Monitoring your databases

Currently, only SQLite and MySQL databases can be monitored. Just replace the ENGINE property of your database, replacing django.db.backends with django_prometheus.db.backends.

DATABASES = {
    'default': {
        'ENGINE': 'django_prometheus.db.backends.sqlite3',
        'NAME': os.path.join(BASE_DIR, 'db.sqlite3'),
    },
}

Monitoring your models

You may want to monitor the creation/deletion/update rate for your model. This can be done by adding a mixin to them. This is safe to do on existing models (it does not require a migration).

If your model is:

class Dog(models.Model):
    name = models.CharField(max_length=100, unique=True)
    breed = models.CharField(max_length=100, blank=True, null=True)
    age = models.PositiveIntegerField(blank=True, null=True)

Just add the ExportModelOperationsMixin as such:

from django_prometheus.models import ExportModelOperationsMixin

class Dog(ExportModelOperationsMixin('dog'), models.Model):
    name = models.CharField(max_length=100, unique=True)
    breed = models.CharField(max_length=100, blank=True, null=True)
    age = models.PositiveIntegerField(blank=True, null=True)

This will export 3 metrics, django_model_inserts_total{model="dog"}, django_model_updates_total{model="dog"} and django_model_deletes_total{model="dog"}.

Note that the exported metrics are counters of creations, modifications and deletions done in the current process. They are not gauges of the number of objects in the model.

Starting with Django 1.7, migrations are also monitored. Two gauges are exported, django_migrations_applied_by_connection and django_migrations_unapplied_by_connection. You may want to alert if there are unapplied migrations.

Monitoring and aggregating the metrics

Prometheus is quite easy to set up.

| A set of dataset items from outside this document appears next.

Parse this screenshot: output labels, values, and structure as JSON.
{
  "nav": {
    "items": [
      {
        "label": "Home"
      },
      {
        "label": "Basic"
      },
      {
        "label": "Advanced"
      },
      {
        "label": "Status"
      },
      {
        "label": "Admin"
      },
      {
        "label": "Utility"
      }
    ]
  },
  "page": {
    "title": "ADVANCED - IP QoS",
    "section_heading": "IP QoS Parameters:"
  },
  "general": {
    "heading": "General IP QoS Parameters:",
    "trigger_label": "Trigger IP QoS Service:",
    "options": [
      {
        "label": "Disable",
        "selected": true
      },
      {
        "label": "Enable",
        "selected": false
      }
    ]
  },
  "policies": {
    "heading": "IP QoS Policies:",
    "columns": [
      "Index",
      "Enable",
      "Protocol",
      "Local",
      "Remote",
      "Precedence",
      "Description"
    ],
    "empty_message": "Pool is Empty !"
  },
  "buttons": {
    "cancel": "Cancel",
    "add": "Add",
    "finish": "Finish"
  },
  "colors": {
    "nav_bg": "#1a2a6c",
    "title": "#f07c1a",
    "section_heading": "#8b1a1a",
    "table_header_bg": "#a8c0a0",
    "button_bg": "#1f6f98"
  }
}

An example prometheus.conf to scrape 127.0.0.1:8001 can be found in examples/prometheus.

Here's an example of a PromDash displaying some of the metrics collected by django-prometheus:

Example dashboard

Adding your own metrics

You can add application-level metrics in your code by using prometheus_client directly. The exporter is global and will pick up your metrics.

To add metrics to the Django internals, the easiest way is to extend django-prometheus' classes. Please consider contributing your metrics, pull requests are welcome. Make sure to read the Prometheus best practices on instrumentation and naming.